Preheat oven to 350 degrees F. Grease or spray with a nonstick cooking spray a 9x13 baking dish. Set aside. Lay (one at a time) tortilla on a flat surface, add about 2 tablespoons shredded beef mixture to the middle of the fried tortilla and top with about 1 teaspoon shredded cheese. Roll the tortilla tightly and place in the baking dish (seam side down). Repeat until all 12 tortillas are filled. (For best results, line the enchiladas into two rows of 6).Pour the enchilada sauce evenly over the top of the filled tortillas, and then add remaining shredded cheese evenly to the top of the sauce and top with the sliced olives.Cover baking dish with foil and bake in preheated oven for 35 to 40 minutes, or until bubbly and hot. Serve with sour cream, optional.
Makes: 6 servings.

Saturday, May 5, 2018

Oatmeal fingers

Oatmeal fingers

Ingredients

10 heaped tbsp porridge oats or 2 packets of instant oatmeal (or a mix or oats, millet flakes or barley flakes to provide a mix of grains to your baby’s diet)

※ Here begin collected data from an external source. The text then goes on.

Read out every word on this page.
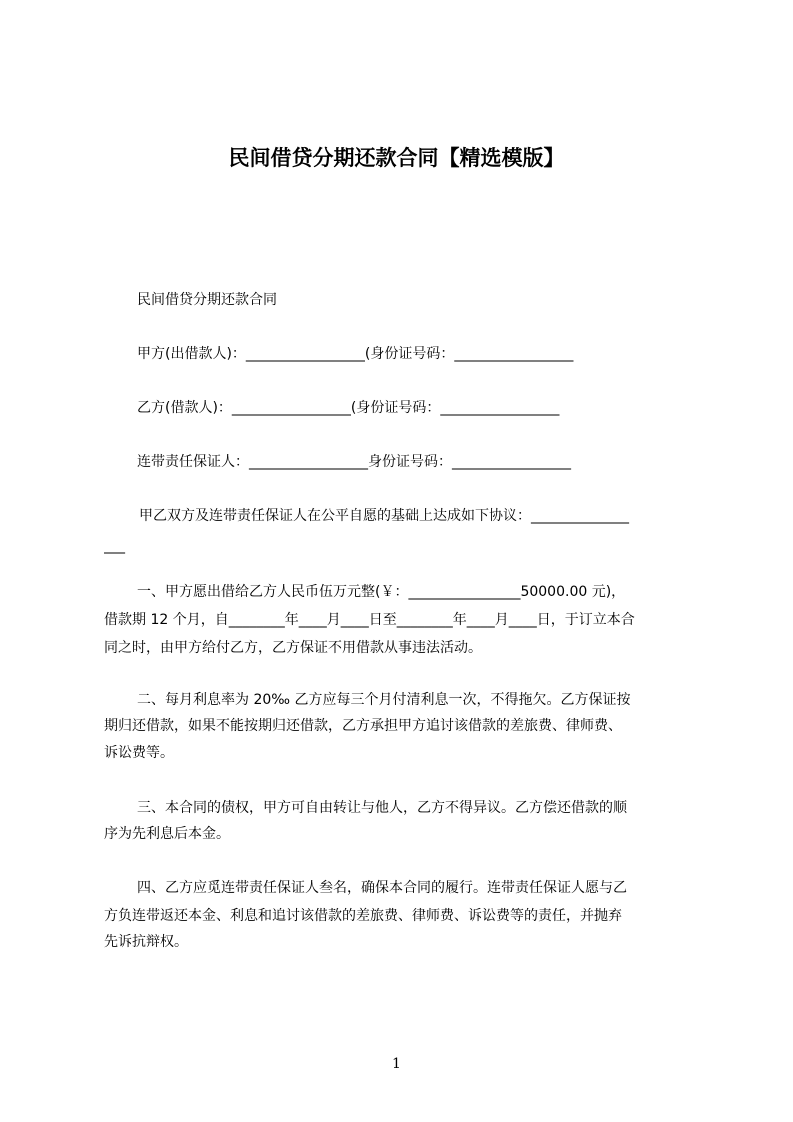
民间借贷分期还款合同【精选模版】
民间借贷分期还款合同
甲方(出借款人)：_________________(身份证号码：_________________
乙方(借款人)：_________________(身份证号码：_________________
连带责任保证人：_________________身份证号码：_________________
甲乙双方及连带责任保证人在公平自愿的基础上达成如下协议：______________
___
一、甲方愿出借给乙方人民币伍万元整(￥：________________50000.00 元)，
借款期 12 个月，自________年____月____日至________年____月____日，于订立本合
同之时，由甲方给付乙方，乙方保证不用借款从事违法活动。
二、每月利息率为 20‰ 乙方应每三个月付清利息一次，不得拖欠。乙方保证按
期归还借款，如果不能按期归还借款，乙方承担甲方追讨该借款的差旅费、律师费、
诉讼费等。
三、本合同的债权，甲方可自由转让与他人，乙方不得异议。乙方偿还借款的顺
序为先利息后本金。
四、乙方应觅连带责任保证人叁名，确保本合同的履行。连带责任保证人愿与乙
方负连带返还本金、利息和追讨该借款的差旅费、律师费、诉讼费等的责任，并抛弃
先诉抗辩权。
1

10 tbsp full fat cow’s milk (or any milk really.)

1 to 2 tsp ground cinnamon

½ mashed banana (optional)

Strawberry jam (optional)

Method

Pour the oats into a small, flat bottomed microwave proof dish and pour over the milk. Add the cinnamon and mix together. Press the oat mix down into the dish with the back of the spoon and cook in the microwave for 2 minutes on high.

Cut into fingers and serve once cool.

If you don’t want to use the microwave, these work just as well in the oven. Heat the oven to 375F and cook for 15 to 30 minutes.

Notes

Storage: Lasts 3 to 4 days in an air tight container in the fridge

Wednesday, May 2, 2018

Carrot Ducks

Ingredients

200 g grated carrots (around 1 1/2 packed cups)
1/2 cup water
70 g grated cheddar cheese (1/2 cup)
2 eggs
4 tbsp flour

Instructions

Pre heat oven to 180C / 350F / Gas 4

Mixed the carrot and water in a bowl, cover and microwave on high for 3 mins

Drain the carrots and then place them on a clean cloth / absorbent paper and squeeze out the liquid. (You need to get the carrots quite dry)

Place the carrots back in the bowl and mix with the remaining ingredients

Prepare a baking tray with baking paper or use a silicon baking sheet

Form star shapes of the mixture onto the sheet using a cookie cutter.

Bake for approx. 33mins (until crispy on the sides). I made 12 larger ducks.